Tujuannya adalah untuk mereformasi masyarakat menggunakan alasan (bukan tradisi, iman dan wahyu)

Persamaan Vico, Kant, & Hegel


Dari ketiga tokoh tersebut sama-sama hidup pada Abad Pencerahan (aufklarung) yaitu pada abad ke-18, maka dapat dilihat dari pemikiran Vico, Kant, dan Hegel sudah mengarah ke rasionalitas. Tujuannya adalah untuk mereformasi masyarakat menggunakan alasan (bukan tradisi, iman dan wahyu) dan pengujiannya melalui ilmu pengetahuan. Ini dipromosikan ilmu pengetahuan dan pertukaran intelektual dan menentang takhayul, intoleransi dan beberapa pelanggaran oleh gereja dan negara. Abad Pencerahan terdiri tokoh yang mempunyai “jalan yang berbeda, yang bervariasi dalam waktu dan geografi, dengan tujuan bersama kemajuan, toleransi, dan penghapusan pelanggaran dalam Gereja dan negara.
Dan dari ketiga tokoh tersebut juga menyatakan bahwa tujuan sejarah atau akhir dari sejarah adalah Rasional Demokrasi. Dimana, Vico seperti yang telah disebutkan diatas telah membagi menjadi tiga fase perkembangan. Dan dalam perkembangan pemerintahan disebutkan bahwa pada Fase Gods berupa Theokratik, Fase Heroes menjadi Aristokrasi, dan Fase Men menjadi Demokrasi. Immanuel Kant juga menyebutkan bahwa umat manusia akan maju menuju tercapainya hukum rasional dan perdamaian. Lalu pendapat Hegel mengenai perkembangan bentuk pemerintahan yang dimulai dari Fase despotisme dari Timur yang berupa monarkhi absolut yang kemudian berubah ke Fase Timur Tengah yang berubah menjadi bentuk paham aristokrasi atau demokrasi. Danmulai memperkenalkan aturan strktur sosial diwujudkan dalam hubungan dialektik antara hukum dengan warganegara.

Perbedaan

Dari ketiga tokoh tersebut mempunyai pendapat sendiri-sendiri mengenai pola sejarah, pola sejarah sendiri terdiri atas : Pola Spiral, gerak spiral sejarah menggambarakan bahwa suatu peristiwa sejarah memiliki dua sifat yakni progresif dan berkelanjutan.

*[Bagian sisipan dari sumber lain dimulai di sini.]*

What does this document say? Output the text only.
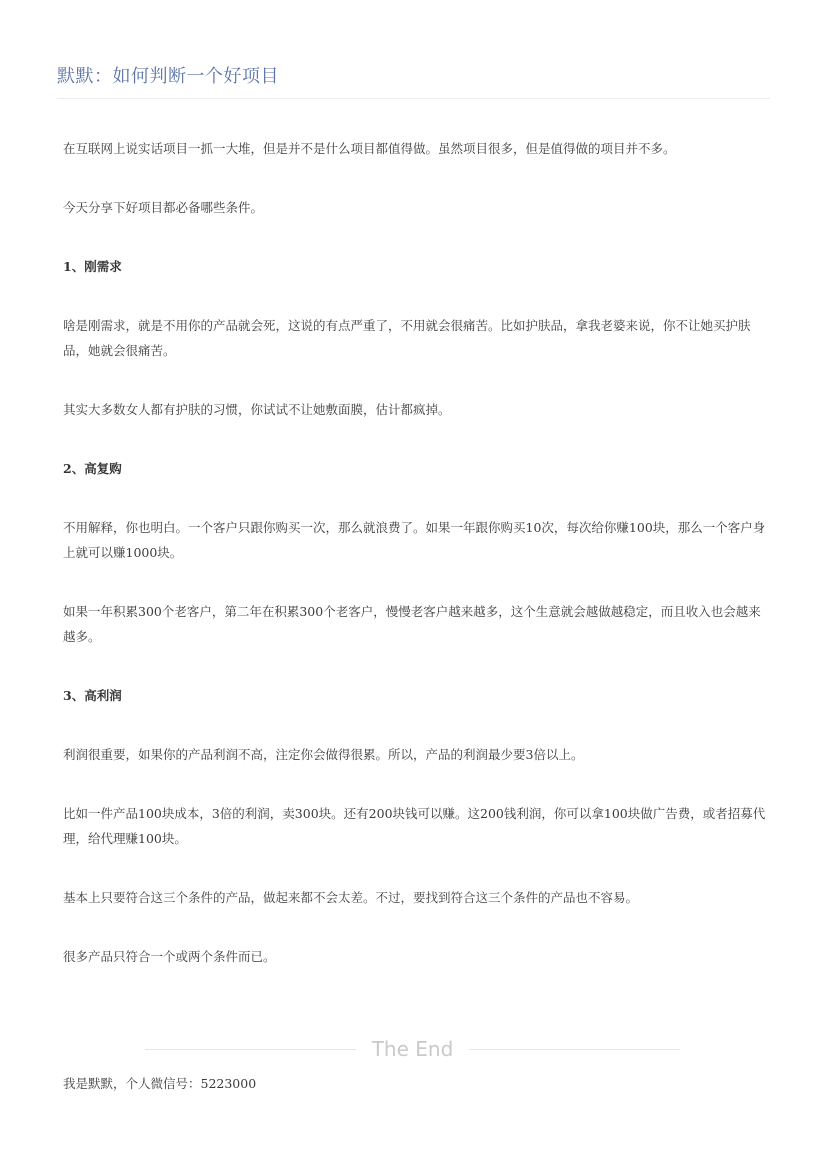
默默：如何判断一个好项目

在互联网上说实话项目一抓一大堆，但是并不是什么项目都值得做。虽然项目很多，但是值得做的项目并不多。

今天分享下好项目都必备哪些条件。

1、刚需求

啥是刚需求，就是不用你的产品就会死，这说的有点严重了，不用就会很痛苦。比如护肤品，拿我老婆来说，你不让她买护肤品，她就会很痛苦。

其实大多数女人都有护肤的习惯，你试试不让她敷面膜，估计都疯掉。

2、高复购

不用解释，你也明白。一个客户只跟你购买一次，那么就浪费了。如果一年跟你购买10次，每次给你赚100块，那么一个客户身上就可以赚1000块。

如果一年积累300个老客户，第二年在积累300个老客户，慢慢老客户越来越多，这个生意就会越做越稳定，而且收入也会越来越多。

3、高利润

利润很重要，如果你的产品利润不高，注定你会做得很累。所以，产品的利润最少要3倍以上。

比如一件产品100块成本，3倍的利润，卖300块。还有200块钱可以赚。这200钱利润，你可以拿100块做广告费，或者招募代理，给代理赚100块。

基本上只要符合这三个条件的产品，做起来都不会太差。不过，要找到符合这三个条件的产品也不容易。

很多产品只符合一个或两个条件而已。

The End
我是默默，个人微信号：5223000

Dengan demikian, pengulangan yang bersifat siklus tidak ada sehubungan dengan progresivitas suatu peristiwa sejarah. Disamping itu peristiwa sejarah berikutnya selalu lebih maju daripada peristiwa sejarah sebelumnya. Gerak spiral sejarah merupakan suatu rangkaian kejadian yang berkelanjutan. Giambattista Vico adalah yang menggunakan pola spiral ini, ia menyatakan bahwa telah menemukan gerak spiral dalam sejarah (repetition dan progress). Dalam pemikiran Vico sangat menentang pemikiran pada gerak sejarah linier, karena menurut Vico kerajaan Tuhan dan kerajaan Dunia yang diterangkan pada gerak sejarah linier. Vico juga membenarkan bahwa Kerajaan Dunia merupakan bagian dari Kerajaan Tuhan, namun perbedaannya yaitu pada Kerajaan Dunia yang disebutkan oleh St Augustinus yang mengatakan bahwa terjadinya sejarah karena adanya pertentangan antara kerajaan dunia dengan kerajaan Tuhan, sedangkan Vico mengatakan bahwa Kerajaan Dunia merupakan bagian/bawahan dari Kerajaan Tuhan.
Pola Linier, pandangan ini berasumsi bahwa peristiwa sejarah merupakan suatu proses yang saling berhubungan satu sama lain. Pada suatu sisi peristiwa sejarah memiliki keunikannya sendiri-sendiri, tetapi pada sisi lain peristiwa sejarah juga menunjukkan adanya suatu perkembangan yang terjadi secara linier. Suatu peristiwa pada dasarnya merupakan suatu kelanjutan dan sekaligus perbaikan dari peristiwa sebelumnya, bukan merupakan suatu pengulangan. Sifat gerak sejarah ini disebut sifat gerak sejarah linier karena memang tidak menggambarkan pola siklus pada pandangan pertama, melainkan menggambarkan garis lurus. Sifat gerak sejarah ini juga disebut progresif, karena pada dasarnya peristiwa sejarah menggambarkan adanya perubahan kearah kemajuan. Immanuel Kant juga menunjukan kepada kita suatu pandangan yang linier dari sejarah yang mendorong kita untuk secara optimis menghadapi masa depan.